While it is true that a child's parents are the first teachers, we are confronted in Jamaica with the reality that far too many of the little boys and girls are now being packed into taxis and minibuses too early in the morning to get to the basic schools that are being run by individuals, churches, and community centres, on a very tight budget and with limited resources. Also far too many of these children have semi-literate or illiterate mothers who have little or no parenting skills. Many quickly usher children out doors loaded down with overweight backpacks in which there is a bit of pocket money and no lunch. This is the extent of their involvement in their children's formal process. Some of them rarely, if ever, turn up to parent-teachers meetings.

Therefore, by having low functioning and semi literate persons in some of our basic schools we are making a conscious effort to sacrifice some of our children until we can get the system up to a better standard. Where does the society get its mandate to decide who should and should not get the best teachers?

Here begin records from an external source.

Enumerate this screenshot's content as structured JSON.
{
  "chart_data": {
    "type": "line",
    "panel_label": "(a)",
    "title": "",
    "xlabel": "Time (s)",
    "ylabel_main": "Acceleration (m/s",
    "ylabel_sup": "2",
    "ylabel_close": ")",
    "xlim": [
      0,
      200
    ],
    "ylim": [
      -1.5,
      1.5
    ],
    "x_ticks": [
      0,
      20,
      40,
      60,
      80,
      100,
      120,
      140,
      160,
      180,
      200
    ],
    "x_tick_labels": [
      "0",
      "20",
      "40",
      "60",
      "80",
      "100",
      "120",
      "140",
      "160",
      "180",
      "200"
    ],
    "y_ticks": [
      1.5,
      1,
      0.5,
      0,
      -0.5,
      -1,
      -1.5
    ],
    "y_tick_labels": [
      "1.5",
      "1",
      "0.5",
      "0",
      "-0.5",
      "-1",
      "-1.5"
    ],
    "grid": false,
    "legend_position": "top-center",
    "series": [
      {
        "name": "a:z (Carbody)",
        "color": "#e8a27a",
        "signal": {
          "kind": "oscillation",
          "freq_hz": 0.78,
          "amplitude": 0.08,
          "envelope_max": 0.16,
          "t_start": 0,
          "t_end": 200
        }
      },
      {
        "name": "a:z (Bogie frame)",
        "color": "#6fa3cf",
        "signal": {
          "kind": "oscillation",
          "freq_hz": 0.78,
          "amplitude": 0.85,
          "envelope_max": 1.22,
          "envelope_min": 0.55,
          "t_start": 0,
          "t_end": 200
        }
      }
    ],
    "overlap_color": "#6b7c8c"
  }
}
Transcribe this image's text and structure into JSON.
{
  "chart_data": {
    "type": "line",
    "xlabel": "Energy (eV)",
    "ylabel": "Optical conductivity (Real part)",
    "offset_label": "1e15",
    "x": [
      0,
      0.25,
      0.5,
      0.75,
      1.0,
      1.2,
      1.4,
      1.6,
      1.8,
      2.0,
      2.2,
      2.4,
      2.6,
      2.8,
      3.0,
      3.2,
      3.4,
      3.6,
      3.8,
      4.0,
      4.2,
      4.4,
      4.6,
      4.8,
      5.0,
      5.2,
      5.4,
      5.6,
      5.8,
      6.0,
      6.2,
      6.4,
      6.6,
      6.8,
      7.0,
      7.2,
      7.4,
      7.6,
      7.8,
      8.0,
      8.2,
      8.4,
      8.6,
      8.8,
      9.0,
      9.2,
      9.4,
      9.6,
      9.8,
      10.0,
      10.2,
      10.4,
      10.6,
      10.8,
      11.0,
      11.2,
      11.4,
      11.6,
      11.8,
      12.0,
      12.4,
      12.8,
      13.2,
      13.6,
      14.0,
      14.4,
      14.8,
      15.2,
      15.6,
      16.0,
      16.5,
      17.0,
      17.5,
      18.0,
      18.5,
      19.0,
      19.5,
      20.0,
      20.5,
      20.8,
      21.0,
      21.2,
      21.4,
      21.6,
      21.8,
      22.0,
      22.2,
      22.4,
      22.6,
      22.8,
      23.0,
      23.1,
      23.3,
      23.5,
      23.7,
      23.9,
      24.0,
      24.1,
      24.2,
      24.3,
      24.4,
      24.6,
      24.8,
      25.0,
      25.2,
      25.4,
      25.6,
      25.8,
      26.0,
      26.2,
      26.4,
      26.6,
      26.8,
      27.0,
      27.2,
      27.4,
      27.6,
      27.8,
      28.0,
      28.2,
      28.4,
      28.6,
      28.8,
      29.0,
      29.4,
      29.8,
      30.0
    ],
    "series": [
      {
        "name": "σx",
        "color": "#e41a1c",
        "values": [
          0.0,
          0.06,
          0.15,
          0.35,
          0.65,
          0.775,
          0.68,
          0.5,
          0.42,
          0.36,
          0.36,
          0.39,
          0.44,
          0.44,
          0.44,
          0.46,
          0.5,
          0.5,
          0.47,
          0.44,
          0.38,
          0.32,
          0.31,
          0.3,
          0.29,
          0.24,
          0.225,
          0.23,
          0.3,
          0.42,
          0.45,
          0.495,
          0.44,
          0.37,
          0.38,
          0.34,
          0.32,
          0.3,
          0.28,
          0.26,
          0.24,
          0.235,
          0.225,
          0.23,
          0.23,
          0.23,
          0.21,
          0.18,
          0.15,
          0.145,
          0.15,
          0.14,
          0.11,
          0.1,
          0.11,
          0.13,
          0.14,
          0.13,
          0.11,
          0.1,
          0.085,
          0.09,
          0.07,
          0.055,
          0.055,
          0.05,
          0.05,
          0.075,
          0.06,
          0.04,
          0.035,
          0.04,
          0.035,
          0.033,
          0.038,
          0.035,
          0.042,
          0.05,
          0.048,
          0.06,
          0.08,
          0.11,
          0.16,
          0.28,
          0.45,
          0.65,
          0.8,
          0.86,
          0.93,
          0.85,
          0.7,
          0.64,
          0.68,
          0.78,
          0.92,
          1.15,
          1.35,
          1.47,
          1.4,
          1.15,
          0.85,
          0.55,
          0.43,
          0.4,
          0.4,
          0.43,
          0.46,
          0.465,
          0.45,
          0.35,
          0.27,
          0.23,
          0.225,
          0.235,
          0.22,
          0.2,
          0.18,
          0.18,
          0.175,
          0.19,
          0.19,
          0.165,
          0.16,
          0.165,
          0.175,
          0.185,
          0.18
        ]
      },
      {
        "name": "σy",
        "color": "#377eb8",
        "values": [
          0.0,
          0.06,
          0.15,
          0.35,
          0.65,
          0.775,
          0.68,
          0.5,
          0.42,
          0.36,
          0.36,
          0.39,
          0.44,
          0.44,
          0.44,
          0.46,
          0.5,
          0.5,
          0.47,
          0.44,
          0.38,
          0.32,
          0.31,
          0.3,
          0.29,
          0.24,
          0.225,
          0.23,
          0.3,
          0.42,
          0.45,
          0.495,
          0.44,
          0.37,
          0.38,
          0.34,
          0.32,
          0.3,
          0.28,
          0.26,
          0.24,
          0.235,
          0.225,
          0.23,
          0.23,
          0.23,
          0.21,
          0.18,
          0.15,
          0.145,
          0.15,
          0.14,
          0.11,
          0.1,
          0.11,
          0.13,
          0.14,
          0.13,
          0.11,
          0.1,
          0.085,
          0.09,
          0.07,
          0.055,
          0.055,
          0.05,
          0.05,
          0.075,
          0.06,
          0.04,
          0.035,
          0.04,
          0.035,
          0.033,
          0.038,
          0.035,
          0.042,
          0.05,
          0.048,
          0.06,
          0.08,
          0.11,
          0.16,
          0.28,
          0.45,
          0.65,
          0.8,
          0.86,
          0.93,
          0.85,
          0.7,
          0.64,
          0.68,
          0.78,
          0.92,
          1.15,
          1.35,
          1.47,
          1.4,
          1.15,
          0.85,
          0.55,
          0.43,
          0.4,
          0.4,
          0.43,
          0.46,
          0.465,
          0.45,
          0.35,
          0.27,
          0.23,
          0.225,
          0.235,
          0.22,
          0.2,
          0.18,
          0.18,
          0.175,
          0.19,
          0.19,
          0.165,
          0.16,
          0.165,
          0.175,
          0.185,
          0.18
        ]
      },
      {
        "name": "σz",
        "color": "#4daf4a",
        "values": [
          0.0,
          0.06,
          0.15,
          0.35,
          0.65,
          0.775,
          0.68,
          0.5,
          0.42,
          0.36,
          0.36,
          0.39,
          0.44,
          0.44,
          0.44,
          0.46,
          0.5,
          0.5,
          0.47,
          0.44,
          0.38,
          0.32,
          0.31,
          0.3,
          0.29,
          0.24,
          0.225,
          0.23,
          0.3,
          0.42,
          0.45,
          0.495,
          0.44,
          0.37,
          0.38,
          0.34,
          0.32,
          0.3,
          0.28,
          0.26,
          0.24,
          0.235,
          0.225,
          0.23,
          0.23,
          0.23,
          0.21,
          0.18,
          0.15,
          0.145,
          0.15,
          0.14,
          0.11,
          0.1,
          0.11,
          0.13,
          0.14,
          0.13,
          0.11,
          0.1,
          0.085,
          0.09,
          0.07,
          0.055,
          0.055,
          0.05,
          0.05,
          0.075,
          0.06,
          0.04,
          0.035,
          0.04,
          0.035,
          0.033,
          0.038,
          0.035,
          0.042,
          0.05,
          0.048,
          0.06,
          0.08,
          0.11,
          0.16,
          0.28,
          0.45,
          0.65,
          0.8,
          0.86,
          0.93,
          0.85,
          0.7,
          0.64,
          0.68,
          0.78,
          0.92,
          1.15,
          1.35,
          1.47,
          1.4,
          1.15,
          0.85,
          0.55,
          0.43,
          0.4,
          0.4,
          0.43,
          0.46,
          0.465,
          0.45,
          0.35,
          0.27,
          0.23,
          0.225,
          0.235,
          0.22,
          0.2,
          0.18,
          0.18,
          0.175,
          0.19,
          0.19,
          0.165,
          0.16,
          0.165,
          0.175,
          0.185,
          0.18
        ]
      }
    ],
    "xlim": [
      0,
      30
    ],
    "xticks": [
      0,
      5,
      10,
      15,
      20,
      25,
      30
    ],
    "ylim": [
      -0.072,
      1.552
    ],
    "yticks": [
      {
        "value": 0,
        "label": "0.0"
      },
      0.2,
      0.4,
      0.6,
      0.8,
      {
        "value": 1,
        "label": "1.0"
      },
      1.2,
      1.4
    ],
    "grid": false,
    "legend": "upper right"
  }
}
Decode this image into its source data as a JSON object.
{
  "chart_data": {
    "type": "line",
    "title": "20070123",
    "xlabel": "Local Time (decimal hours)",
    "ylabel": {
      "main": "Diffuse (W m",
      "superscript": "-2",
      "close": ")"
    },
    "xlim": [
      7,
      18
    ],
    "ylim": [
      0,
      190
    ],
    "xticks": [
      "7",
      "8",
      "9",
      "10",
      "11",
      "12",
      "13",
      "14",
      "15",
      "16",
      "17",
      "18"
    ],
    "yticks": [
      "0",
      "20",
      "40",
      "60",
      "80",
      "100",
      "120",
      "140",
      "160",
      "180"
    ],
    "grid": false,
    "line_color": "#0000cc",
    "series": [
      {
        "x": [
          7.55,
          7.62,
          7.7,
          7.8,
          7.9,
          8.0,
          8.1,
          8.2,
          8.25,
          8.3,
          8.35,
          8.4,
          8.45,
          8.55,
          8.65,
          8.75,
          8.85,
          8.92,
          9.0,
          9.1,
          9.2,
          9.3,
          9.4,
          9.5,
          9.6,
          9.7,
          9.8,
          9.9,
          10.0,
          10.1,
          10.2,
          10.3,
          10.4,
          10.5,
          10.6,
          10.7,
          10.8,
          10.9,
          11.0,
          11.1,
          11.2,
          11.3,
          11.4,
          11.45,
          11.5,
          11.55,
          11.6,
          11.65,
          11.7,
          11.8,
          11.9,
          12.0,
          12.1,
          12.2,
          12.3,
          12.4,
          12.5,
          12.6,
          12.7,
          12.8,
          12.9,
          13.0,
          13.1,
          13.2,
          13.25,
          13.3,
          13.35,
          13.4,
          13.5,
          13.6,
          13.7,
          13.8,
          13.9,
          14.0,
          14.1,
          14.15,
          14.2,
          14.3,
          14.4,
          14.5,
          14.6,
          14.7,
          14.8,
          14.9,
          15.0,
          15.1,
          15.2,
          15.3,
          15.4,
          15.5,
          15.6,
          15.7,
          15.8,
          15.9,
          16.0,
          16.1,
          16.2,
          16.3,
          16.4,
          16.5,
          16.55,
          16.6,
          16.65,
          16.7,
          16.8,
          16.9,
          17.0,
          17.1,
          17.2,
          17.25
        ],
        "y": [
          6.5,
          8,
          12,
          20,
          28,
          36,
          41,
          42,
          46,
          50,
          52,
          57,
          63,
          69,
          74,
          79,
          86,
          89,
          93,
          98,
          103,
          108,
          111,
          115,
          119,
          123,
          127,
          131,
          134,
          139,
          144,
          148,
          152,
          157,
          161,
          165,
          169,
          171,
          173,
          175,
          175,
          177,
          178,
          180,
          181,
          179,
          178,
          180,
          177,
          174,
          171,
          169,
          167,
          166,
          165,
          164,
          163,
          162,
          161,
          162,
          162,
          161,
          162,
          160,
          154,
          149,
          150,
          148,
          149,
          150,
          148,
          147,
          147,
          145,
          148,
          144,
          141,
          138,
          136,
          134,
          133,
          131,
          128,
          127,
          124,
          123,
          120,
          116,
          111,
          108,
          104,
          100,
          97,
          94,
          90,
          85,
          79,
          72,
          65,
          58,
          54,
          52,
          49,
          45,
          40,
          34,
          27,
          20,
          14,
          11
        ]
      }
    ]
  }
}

Whose children must be made sacrificial lambs?

POOR CHILDREN GET POOR EDUCATION

Again, it must be emphasised that early childhood education requires that children have the best teachers and the kind of learning environment that optimises all the developmental skills. In many cases it has been demonstrated that poor children reap the greatest benefit from high quality early education programmes. Yet, in our Jamaican reality, it is the poorest children who are exposed to some of the worst learning and teaching environments.

Many poor children are not fortunate enough to have parents who are equipped with the requisite language and other intellectual skills to assist in their development. This is very evident in many communities, especially in rural Jamaica. Many of these children are products of a debilitating cycle of poverty. They have grandparents who were too poor to do much more than to survive in very limited material circumstances.

These grandparents gave birth to children who did not do much better than the previous generation. Both generations received very little formal education in the same school rooms that remain as stark as they have always been in spite of any changes in rural life.

We need to intervene in this rigid blueprint that seems to predispose the poor to reproduce themselves so that the colonial class structure can be perpetuated in the name of 'underdevelopment'.

This writer realises that the majority of basic school teachers are women and that women are over-represented amongst the poor and the unemployed. However, I cannot endorse the presence of semi-literate persons in the classrooms that must offer hope to poor children whose parents cannot afford the 'big ticket prep schools'.

Dr. Glenda Simms is the executive director of the Bureau of Women's Affairs.